What a wonderful world, with its skies of blue and clouds of white, the brightness of day, the dark sacred night.
Only the dark sacred night can be a dark scary place, an unhallowed precinct for predators preying specifically on young women.
Michael Connelly’s latest thriller, DARK SACRED NIGHT has his detective hero of some seventeen previous adventures, Harry Bosch, team up with his latest creation, Renee Ballard, to heat up a cold case that’s become personal.
Both Bosch and Ballard are working other cases separately, he with the San Fernando Police Department, she on the late show with the LAPD.
It’s a prickly pairing, both law enforcers swinging on a precarious pendulum of pragmatism over the pit of procedure and protocol. There’s blind eye turning and hand ear blunting as strict lawfulness is eschewed to snuff lawlessness.
But it’s a professional courtship that, while courting disaster, proves positive in the apprehension of perpetrators past and present.
Connelly continues to entertain and thrill with his perfect mix of police procedural and complex and contrasting character studies.
Bosch is getting more cantankerous with age, imbued with a feeling that there might not be much more time left to close the cold cases he’s become obsessed with. He has crisis of his own competence, although experience and instinct come to the fore to counterbalance any lapses in judgement.
His appraisal of Ballard is acute, for instance, forging an alliance that is not only case breaking but life saving. She is as diligent, dedicated and dogged a detective as Bosch, and, like him, has experienced the belligerence, bureaucracy and just plain bullshit of her employer.

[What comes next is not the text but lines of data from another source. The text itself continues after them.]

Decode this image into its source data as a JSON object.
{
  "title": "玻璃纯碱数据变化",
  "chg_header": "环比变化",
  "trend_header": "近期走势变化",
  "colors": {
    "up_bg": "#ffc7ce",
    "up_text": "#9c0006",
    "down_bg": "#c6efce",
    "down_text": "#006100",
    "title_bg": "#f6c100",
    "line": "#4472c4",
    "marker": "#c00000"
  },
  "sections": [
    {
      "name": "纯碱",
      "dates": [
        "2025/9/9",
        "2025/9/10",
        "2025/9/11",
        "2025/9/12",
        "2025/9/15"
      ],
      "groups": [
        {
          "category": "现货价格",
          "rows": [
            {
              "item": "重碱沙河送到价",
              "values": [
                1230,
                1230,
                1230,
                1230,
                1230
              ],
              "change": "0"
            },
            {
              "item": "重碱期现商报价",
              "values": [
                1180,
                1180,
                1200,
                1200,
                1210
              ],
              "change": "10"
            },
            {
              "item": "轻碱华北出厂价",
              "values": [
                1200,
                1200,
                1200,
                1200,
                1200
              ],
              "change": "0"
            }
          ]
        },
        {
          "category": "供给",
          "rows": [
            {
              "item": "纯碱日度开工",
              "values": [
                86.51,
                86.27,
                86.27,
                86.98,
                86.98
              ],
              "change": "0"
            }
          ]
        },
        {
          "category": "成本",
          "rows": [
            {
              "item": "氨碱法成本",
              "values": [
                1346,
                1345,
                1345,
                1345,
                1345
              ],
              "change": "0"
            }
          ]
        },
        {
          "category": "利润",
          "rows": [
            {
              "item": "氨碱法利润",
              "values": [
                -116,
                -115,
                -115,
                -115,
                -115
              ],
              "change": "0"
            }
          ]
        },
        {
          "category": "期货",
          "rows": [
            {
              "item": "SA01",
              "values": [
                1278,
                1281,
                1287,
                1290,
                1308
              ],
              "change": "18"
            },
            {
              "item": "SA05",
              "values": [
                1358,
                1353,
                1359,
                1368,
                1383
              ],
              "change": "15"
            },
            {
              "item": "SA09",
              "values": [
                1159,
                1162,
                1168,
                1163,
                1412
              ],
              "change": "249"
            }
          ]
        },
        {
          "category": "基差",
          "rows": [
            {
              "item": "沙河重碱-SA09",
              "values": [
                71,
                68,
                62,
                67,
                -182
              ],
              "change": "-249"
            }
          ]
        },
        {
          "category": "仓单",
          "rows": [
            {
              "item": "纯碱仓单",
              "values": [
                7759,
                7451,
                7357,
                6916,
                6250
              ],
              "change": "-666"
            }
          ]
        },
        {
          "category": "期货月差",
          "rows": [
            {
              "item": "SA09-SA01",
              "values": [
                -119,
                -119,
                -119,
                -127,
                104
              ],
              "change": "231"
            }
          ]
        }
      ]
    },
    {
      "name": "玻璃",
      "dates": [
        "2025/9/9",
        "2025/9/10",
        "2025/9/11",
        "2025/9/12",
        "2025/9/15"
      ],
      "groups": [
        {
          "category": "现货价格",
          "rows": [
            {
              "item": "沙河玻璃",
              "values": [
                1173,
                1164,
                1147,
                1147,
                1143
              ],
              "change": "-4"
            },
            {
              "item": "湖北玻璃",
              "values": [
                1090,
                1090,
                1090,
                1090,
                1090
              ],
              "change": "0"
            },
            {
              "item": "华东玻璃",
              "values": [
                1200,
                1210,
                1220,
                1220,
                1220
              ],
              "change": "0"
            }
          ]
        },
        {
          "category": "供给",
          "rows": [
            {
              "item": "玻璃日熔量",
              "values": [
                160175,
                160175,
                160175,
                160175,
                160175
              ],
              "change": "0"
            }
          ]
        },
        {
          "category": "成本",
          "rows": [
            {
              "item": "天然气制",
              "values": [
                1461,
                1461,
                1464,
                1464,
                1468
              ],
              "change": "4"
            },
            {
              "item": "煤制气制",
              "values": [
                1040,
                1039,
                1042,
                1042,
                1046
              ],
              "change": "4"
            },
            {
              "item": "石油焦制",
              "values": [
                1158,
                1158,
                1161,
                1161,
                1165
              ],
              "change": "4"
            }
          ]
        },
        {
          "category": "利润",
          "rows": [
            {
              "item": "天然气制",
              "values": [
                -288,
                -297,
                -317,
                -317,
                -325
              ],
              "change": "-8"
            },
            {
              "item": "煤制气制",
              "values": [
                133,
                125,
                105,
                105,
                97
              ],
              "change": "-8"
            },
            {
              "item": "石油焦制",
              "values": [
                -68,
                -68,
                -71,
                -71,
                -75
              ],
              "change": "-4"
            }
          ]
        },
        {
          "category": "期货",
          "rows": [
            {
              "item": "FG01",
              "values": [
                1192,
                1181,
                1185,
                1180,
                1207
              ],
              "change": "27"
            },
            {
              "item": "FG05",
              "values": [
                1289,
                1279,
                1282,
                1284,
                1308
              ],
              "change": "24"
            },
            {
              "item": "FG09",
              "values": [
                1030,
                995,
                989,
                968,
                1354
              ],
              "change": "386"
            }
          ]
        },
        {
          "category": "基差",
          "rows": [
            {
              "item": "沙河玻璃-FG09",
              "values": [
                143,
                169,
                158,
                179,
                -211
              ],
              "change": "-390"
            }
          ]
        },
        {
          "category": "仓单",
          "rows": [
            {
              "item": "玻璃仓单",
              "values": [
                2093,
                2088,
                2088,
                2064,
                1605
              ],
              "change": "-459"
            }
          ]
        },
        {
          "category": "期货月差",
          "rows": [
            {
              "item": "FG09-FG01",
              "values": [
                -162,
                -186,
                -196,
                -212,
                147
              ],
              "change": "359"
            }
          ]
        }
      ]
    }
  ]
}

Ballard continues to grapple with the gender politics of the police department and the loss of her father at sea.
DARK SACRED NIGHT is subtitled A Ballard and Bosch Thriller, which, in tandem with the book’s Batman allusion finale, suggests this dynamic duo will team again.
Who knows, Mickey Hallar may get in on the act.
DARK SACRED NIGHT by Michael Connelly is published by Allen & Unwin.